Em suma, a perspectiva revela que, mesmo diante de variações climáticas localizadas, o investimento em tecnologia e o controle preventivo têm sido eficazes em manter as principais pragas e doenças do milho sob controle em todo o país.
Logística e escoamento
A logística de escoamento da safra 2025/26 enfrenta pressão devido ao volume recorde de grãos no país.
O principal gargalo logístico é a disputa por espaço com a soja, que tem produção recorde estimada em 177,98 milhões de toneladas pela Conab. Esse volume de soja, somado ao milho colhido, deve elevar os preços dos fretes rodoviários em fevereiro e março.
Além disso, precipitações frequentes no Norte e Centro dificultam a operacionalidade da retirada dos grãos do campo, impactando o ritmo de chegada aos armazéns.
Especialistas alertam ainda para o déficit de silos e capacidade de armazenagem estática, o que pode forçar vendas imediatas e elevar custos pós-colheita.
Demanda interna e externa mantém perspectivas otimistas para safra de milho verão 2025/26
Apesar dos desafios, a demanda pelo cereal segue sólida.
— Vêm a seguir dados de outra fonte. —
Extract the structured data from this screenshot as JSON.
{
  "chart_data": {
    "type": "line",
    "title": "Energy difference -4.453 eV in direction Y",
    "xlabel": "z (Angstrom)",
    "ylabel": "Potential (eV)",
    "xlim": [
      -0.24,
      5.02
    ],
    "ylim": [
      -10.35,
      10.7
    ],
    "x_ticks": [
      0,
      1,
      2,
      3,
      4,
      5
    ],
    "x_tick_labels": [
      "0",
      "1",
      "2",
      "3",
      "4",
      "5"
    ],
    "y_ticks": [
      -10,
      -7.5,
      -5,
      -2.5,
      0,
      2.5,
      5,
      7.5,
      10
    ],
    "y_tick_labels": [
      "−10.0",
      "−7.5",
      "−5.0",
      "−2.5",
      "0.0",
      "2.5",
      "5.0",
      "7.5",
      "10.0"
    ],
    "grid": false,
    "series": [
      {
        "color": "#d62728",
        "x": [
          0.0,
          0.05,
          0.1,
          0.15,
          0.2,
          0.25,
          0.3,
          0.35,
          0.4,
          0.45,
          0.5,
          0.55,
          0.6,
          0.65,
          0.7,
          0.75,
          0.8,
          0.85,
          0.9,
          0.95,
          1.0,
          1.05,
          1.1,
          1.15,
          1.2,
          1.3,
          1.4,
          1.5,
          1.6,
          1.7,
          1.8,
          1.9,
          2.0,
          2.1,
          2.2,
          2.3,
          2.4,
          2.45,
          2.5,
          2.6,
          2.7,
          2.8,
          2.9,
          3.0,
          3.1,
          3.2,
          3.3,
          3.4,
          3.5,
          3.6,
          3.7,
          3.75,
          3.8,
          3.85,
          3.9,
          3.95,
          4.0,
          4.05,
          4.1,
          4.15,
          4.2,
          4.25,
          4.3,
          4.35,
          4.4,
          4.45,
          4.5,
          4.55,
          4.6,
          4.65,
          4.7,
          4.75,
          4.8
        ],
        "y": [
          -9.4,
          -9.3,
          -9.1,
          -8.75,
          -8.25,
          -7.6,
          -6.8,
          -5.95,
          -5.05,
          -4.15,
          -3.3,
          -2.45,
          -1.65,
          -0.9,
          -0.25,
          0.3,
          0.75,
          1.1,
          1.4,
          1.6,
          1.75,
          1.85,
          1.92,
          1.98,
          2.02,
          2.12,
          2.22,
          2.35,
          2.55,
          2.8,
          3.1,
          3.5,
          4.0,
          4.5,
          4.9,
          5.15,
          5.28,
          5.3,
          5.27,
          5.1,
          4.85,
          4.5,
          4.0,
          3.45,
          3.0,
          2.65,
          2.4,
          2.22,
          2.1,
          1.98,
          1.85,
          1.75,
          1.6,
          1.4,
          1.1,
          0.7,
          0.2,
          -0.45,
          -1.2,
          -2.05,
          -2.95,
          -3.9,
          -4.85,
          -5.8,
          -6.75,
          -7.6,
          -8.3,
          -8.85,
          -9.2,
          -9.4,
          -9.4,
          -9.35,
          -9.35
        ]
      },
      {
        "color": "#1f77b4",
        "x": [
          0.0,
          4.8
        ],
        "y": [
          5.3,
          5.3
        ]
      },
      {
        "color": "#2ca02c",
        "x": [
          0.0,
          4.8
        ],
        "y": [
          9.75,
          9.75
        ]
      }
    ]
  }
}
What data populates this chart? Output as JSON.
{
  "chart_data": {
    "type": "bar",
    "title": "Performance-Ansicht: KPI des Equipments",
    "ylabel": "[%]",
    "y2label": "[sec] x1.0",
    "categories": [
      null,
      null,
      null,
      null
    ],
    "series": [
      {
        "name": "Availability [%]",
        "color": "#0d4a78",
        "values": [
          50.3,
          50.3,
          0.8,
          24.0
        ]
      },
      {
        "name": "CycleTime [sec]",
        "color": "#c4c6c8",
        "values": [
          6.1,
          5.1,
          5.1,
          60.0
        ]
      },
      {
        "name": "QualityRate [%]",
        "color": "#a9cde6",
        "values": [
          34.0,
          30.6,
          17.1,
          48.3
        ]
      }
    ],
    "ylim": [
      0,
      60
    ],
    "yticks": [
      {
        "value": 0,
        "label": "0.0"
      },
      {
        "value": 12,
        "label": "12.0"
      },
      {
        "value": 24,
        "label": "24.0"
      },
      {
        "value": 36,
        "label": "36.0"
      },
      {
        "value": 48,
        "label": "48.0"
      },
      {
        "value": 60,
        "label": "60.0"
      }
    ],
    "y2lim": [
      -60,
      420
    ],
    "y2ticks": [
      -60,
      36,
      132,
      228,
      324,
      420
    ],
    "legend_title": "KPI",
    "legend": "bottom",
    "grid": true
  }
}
No mercado interno, o setor de proteína animal e a crescente indústria de etanol de milho sustentam um consumo projetado em 94,5 milhões de toneladas.

No mercado externo, as exportações brasileiras de milho devem permanecer robustas ao longo de 2026. O desempenho de janeiro já confirmou essa tendência, com o país embarcando 4,25 milhões de toneladas — volume 18,1% superior ao mesmo mês do ano anterior e 7,8% acima da média das últimas cinco safras.
O Irã consolidou-se como o principal destino do cereal no início do ano, absorvendo quase 29% do total exportado.
Os dados da primeira metade de fevereiro reforçam o ritmo acelerado: a média diária de embarques atingiu 99,26 mil toneladas, um salto de 39,9% em comparação à média de fevereiro de 2025.
Em apenas dez dias úteis, o Brasil já comercializou quase 70% do volume total exportado em todo o mês de fevereiro do ano passado.
O USDA projeta que as exportações de milho devem totalizar mais de 40 milhões de toneladas, reforçando o papel do Brasil como um dos principais players globais.
Para o produtor, a combinação entre essa demanda internacional aquecida e a recente firmeza nas cotações no mercado interno serve como um estímulo estratégico, ajudando a equilibrar as margens diante dos desafios da safra.
Resiliência e oportunidades: o caminho para a safra 2025/26
O fechamento da safra de milho verão 2025/26, apesar de ter exigido estratégia e resiliência para superar os desafios do ciclo, oferece um espaço para a consolidação de ganhos e o fortalecimento do planejamento para a safrinha.
A capacidade de inovação do agricultor brasileiro provou ser, mais uma vez, seu maior trunfo. Produtores que se anteciparam, utilizaram as melhores ferramentas disponíveis e mantiverem o foco no manejo eficiente estão não apenas protegendo sua rentabilidade, mas também se fortalecendo para oportunidades em um mercado em constante evolução.